The Justice Department said that ECW falsely obtained certification for its EHR software when it concealed from its certifying entity that its software did not comply with the requirements for certification.
“For example,” the Justice Department stated in its news release, “in order to pass certification testing without meeting the certification criteria for standardized drug codes, the company modified its software by ‘hardcoding’ only the drug codes required for testing. In other words, rather than programming the capability to retrieve any drug code from a complete database, ECW simply typed the 16 codes necessary for certification testing directly into its software.”
The Justice Department went on to say that ECW’s software also “did not accurately record user actions in an audit log, and in certain situations did not reliably record diagnostic imaging orders or perform drug interaction checks.”
“In addition,” the news release continued, “ECW’s software failed to satisfy data portability requirements intended to permit healthcare providers to transfer patient data from ECW’s software to the software of other vendors.”
“The EHR whistleblower suit puts the healthcare electronic record industry on notice that the government is focusing on the technology that was in large part funded through the Meaningful Use program” Nick van Terheyden, MD, an internationally recognized authority on healthcare technology, said in a statement to ICD10monitor. “The broad nature of the elements included in the complaint is likely to raise concerns in other solutions in the marketplace.”
Under the terms of the settlement agreements, according to the Justice Department, ECW and three of its founders (Chief Executive Officer Girish Navani, Chief Medical Officer Rajesh Dharampuriya, M.D., and Chief Operating Officer Mahesh Navani) are jointly and separately liable for the payment of $154.92 million to the government.
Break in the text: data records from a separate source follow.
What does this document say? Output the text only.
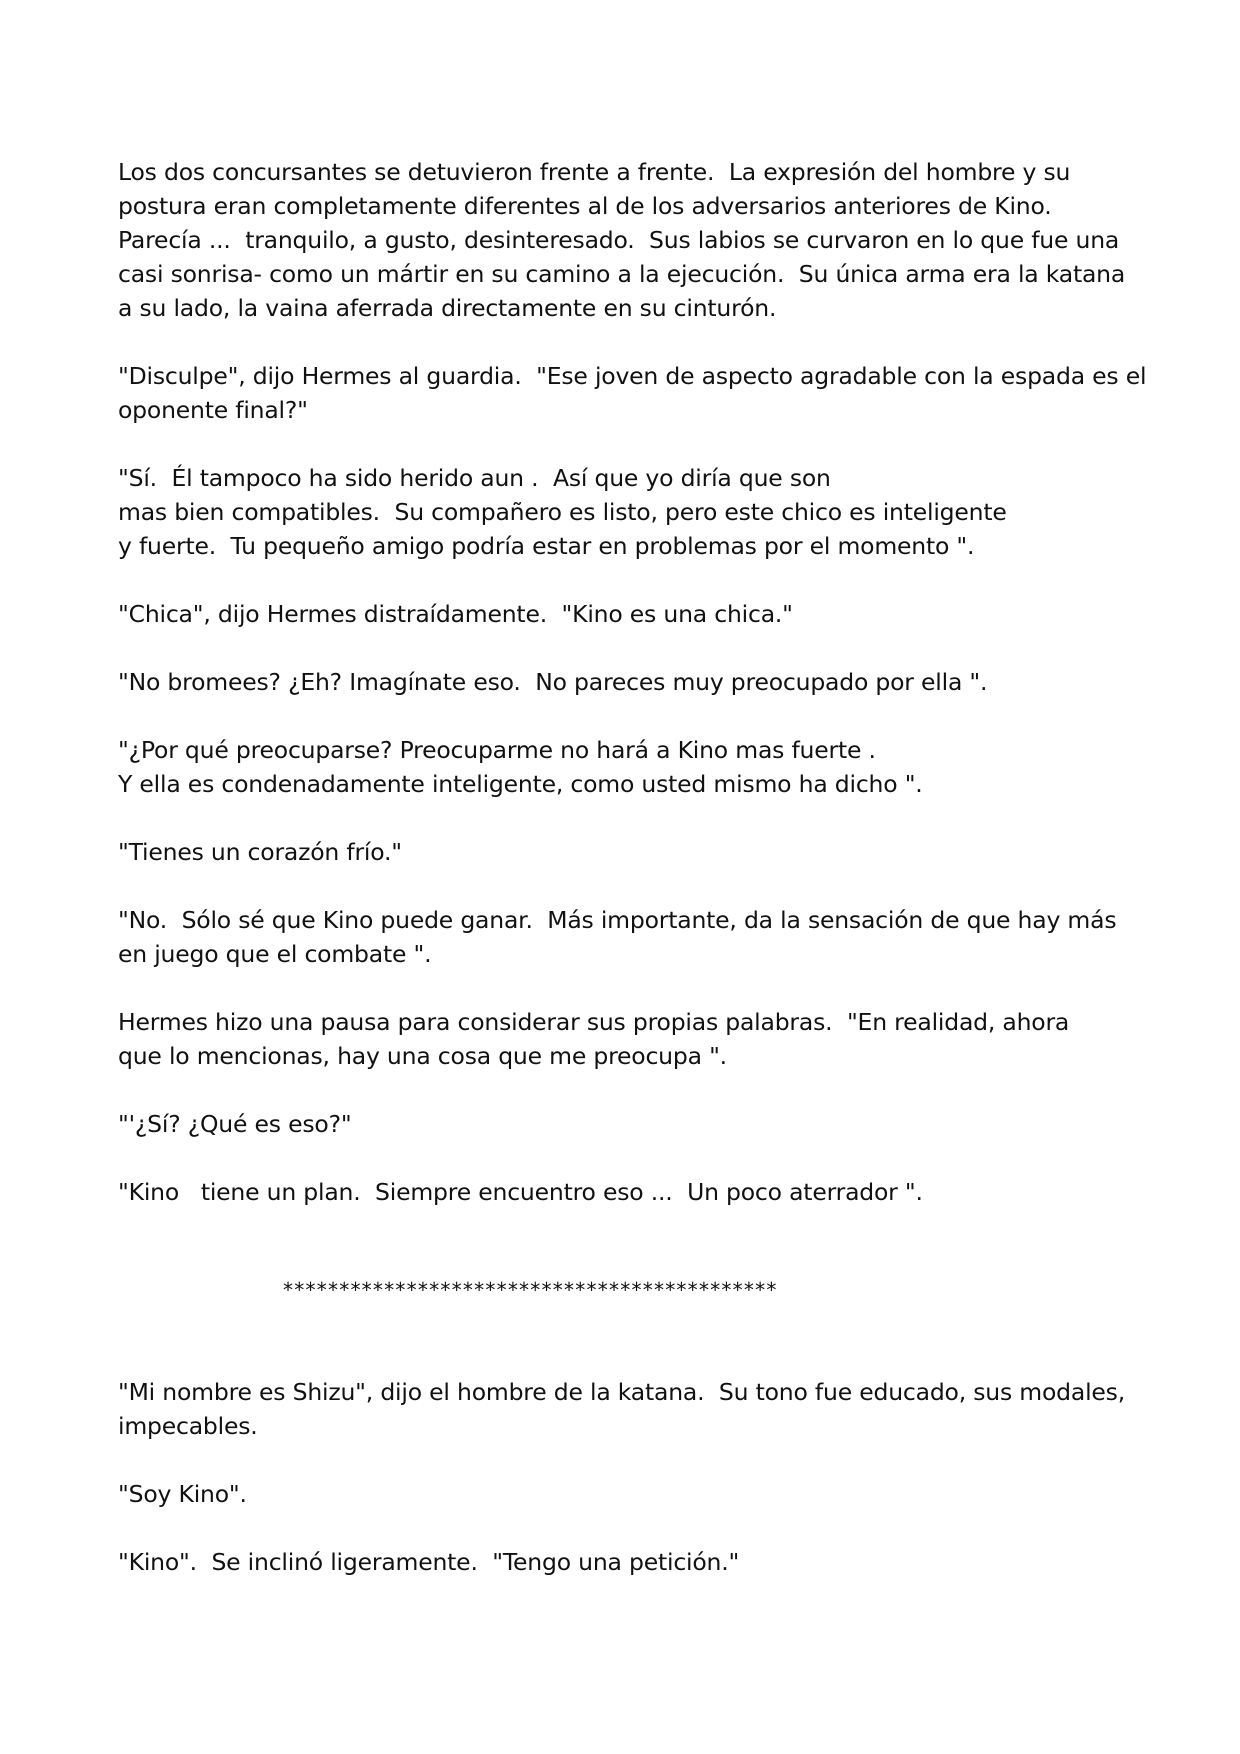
Los dos concursantes se detuvieron frente a frente.  La expresión del hombre y su
postura eran completamente diferentes al de los adversarios anteriores de Kino.
Parecía ...  tranquilo, a gusto, desinteresado.  Sus labios se curvaron en lo que fue una
casi sonrisa- como un mártir en su camino a la ejecución.  Su única arma era la katana
a su lado, la vaina aferrada directamente en su cinturón.

"Disculpe", dijo Hermes al guardia.  "Ese joven de aspecto agradable con la espada es el
oponente final?"

"Sí.  Él tampoco ha sido herido aun .  Así que yo diría que son
mas bien compatibles.  Su compañero es listo, pero este chico es inteligente
y fuerte.  Tu pequeño amigo podría estar en problemas por el momento ".

"Chica", dijo Hermes distraídamente.  "Kino es una chica."

"No bromees? ¿Eh? Imagínate eso.  No pareces muy preocupado por ella ".

"¿Por qué preocuparse? Preocuparme no hará a Kino mas fuerte .
Y ella es condenadamente inteligente, como usted mismo ha dicho ".

"Tienes un corazón frío."

"No.  Sólo sé que Kino puede ganar.  Más importante, da la sensación de que hay más
en juego que el combate ".

Hermes hizo una pausa para considerar sus propias palabras.  "En realidad, ahora
que lo mencionas, hay una cosa que me preocupa ".

"'¿Sí? ¿Qué es eso?"

"Kino   tiene un plan.  Siempre encuentro eso ...  Un poco aterrador ".

********************************************

"Mi nombre es Shizu", dijo el hombre de la katana.  Su tono fue educado, sus modales,
impecables.

"Soy Kino".

"Kino".  Se inclinó ligeramente.  "Tengo una petición."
Separately, Developer Jagan Vaithilingam will pay $50,000, and Project Managers Bryan Sequeira and Robert Lynes will each pay $15,000.
ECW has also entered into a corporate integrity agreement (CIA) with the U.S. Department of Health and Human Services (HHS) Office of Inspector General (OIG) covering the company’s EHR software, according to the Justice Department. Among other requirements of the CIA, ECW must retain an independent software quality oversight organization to assess ECW’s software quality control systems and provide written semi-annual reports to OIG and ECW documenting its reviews and recommendations. The CIA also is requiring ECW to allow customers to obtain updated versions of their software free of charge and to give customers the option to have ECW transfer their data to another EHR software provider without penalties or service charges.
“Electronic health records have the potential to improve the care provided to Medicare and Medicaid beneficiaries, but only if the information is accurate and accessible,” OIG Special Agent in Charge Phillip Coyne said. “Those who engage in fraud that undermines the goals of EHR or puts patients at risk can expect a thorough investigation and strong remedial measures such as those in the novel and innovative corporate integrity agreement in this case.”
“Providers have historically depended on their vendors to keep them compliant and up to date,” Nachimson concluded. “This trust factor may now be broken.”